É um dos lances que eu tenho mais orgulho porque fiz a cobertura do Everaldo na intermediária do Brasil, toquei para o Piazza, depois a bola foi para o Clodoaldo, e aí começou o lance. E quando a bola chega no Pelé eu já estava em cima dos zagueiros gritando para o Pelé: "Olha o Carlos Alberto!" Naquele caso eu não precisava, porque o Pelé enxergava muito. Mas mesmo assim gritei. Era uma jogada combinada antes do jogo. Foi uma vitória tática também. Nós sabíamos que o Facchetti, que era o lateral da Itália, ia atrás do Jairzinho onde fosse, ele fazia marcação individual. Então foi combinado que o Jairzinho iria para o meio, levaria o Facchetti, e o Carlos Alberto passaria. Foi o que aconteceu no quarto gol.

Aquele lance contra a Inglaterra, marcante pela caneta no Bobby Moore e o gol de Jairzinho, sintetiza o futebol do Tostão?

Esse lance tem uma coisa importante. Antes da jogada, olhei para a lateral e vi que o Roberto, centroavante do Botafogo que era meu reserva e que o Zagallo, técnico dele no Botafogo, gostava muito, estava se preparando para entrar.
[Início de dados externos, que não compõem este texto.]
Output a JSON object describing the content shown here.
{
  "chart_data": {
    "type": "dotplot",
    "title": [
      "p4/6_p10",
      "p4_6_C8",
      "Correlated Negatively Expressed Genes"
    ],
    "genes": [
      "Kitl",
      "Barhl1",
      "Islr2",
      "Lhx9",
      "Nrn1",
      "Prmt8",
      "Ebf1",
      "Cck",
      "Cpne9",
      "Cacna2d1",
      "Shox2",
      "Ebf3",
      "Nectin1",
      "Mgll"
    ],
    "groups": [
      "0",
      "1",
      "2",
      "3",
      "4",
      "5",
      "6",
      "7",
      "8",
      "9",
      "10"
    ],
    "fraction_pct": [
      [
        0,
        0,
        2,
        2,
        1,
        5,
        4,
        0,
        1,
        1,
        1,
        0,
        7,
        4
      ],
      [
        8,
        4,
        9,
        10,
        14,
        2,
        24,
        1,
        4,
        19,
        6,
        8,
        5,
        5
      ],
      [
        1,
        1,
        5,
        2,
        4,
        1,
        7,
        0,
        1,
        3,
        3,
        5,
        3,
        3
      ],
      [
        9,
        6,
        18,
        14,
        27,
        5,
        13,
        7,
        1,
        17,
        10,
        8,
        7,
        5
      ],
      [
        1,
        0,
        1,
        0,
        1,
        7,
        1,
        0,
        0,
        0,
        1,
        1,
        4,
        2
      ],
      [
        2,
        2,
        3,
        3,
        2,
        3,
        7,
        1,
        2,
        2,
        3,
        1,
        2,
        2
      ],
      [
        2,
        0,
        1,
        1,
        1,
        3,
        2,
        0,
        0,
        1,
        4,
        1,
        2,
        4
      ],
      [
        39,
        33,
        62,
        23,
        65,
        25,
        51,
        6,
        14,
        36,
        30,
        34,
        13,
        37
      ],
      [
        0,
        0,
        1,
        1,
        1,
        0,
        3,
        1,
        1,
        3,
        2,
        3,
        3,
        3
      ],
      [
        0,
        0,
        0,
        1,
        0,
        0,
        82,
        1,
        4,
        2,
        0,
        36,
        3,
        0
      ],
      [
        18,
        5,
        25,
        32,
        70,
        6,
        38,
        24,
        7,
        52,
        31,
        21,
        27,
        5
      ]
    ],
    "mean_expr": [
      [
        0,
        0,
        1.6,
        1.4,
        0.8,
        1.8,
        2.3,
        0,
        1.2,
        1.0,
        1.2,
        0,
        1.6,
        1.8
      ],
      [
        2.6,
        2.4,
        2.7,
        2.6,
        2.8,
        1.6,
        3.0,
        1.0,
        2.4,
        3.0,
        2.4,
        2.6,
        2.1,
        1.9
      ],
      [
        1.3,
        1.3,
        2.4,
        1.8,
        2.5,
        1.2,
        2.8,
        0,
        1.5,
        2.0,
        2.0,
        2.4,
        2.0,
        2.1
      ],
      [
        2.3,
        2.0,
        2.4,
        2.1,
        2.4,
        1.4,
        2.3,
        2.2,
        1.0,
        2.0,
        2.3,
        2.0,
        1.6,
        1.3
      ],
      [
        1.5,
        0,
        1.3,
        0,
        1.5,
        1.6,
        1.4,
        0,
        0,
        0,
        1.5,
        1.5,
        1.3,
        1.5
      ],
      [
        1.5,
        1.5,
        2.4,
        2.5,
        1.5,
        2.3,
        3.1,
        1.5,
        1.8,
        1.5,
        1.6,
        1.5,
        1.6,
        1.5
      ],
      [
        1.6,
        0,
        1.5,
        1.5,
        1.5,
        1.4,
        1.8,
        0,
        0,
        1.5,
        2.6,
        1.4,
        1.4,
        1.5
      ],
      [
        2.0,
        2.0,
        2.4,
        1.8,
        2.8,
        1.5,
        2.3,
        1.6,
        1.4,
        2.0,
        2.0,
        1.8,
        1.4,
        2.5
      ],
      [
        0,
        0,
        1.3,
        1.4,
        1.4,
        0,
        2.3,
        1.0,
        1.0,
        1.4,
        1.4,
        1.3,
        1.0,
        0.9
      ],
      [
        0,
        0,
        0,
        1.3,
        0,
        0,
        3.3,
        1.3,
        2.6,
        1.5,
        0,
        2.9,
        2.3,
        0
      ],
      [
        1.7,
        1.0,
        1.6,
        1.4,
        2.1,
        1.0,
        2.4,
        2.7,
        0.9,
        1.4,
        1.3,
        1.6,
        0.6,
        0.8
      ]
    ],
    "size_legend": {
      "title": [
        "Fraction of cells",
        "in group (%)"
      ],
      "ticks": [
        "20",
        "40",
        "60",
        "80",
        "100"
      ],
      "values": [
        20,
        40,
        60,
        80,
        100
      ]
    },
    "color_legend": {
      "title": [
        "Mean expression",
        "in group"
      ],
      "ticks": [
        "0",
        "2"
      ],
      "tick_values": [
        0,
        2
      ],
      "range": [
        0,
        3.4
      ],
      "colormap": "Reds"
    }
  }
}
Ele fazia muito gol. Eu vi que eu ia sair. Aí, o que aconteceu? Essa imagem do Roberto lá me deu uma coragem descomunal de tentar uma jogada decisiva. Quando a bola veio, tentei chutar para o gol, a bola voltou, tentei o drible, eu queria o gol. Joguei a bola por entre as pernas do Bobby Moore e queria ir para o gol. Mas quando fiquei cercado, tinha uma jogada que eu fazia muito no Cruzeiro, o hábito de virar o jogo mesmo que não visse um companheiro, porque a chance de achar alguém livre é grande. Então rapidamente mandei a bola para o outro lado e caiu no pé do Pelé. E ele, com aquela magia toda, quando o zagueiro chegou, rolou para o Jairzinho fazer o gol. Inclusive depois eu saí do jogo porque ele (Roberto) já tinha assinado a súmula e não podia voltar atrás. Quando chegamos no ônibus, todo mundo me olhava. O Zagallo ria. Eu pensei: "Agora eu não saio mais."

Você se sentiu envergonhado ao colocar uma coroa para um fotógrafo de jornal após vencer o Santos, de Pelé, na final da Taça Brasil de 1966. Por quê?

Eu me senti um usurpador do trono. O que aconteceu no jogo do Cruzeiro contra o Santos em São Paulo foi uma virada de 3 a 2, depois de o Cruzeiro ter vencido o Santos por 6 a 2. Eu estava no meu auge, e o Pelé já dava sinais daquele período de 1965 a 1970, que não estava com o mesmo vigor físico, não jogava muito bem todos os jogos, apesar de continuar o melhor de todos. Depois do jogo, o fotógrafo chegou lá com uma coroa de papel, botou na minha cabeça e bateu a foto. No outro dia saiu no jornal, primeira página: "Tostão, o novo Rei." Nossa, quando eu vi aquilo, fiquei chateado, me senti um picareta. Eu tinha consciência de que era distante de uma coisa muito grande, um absurdo aquilo.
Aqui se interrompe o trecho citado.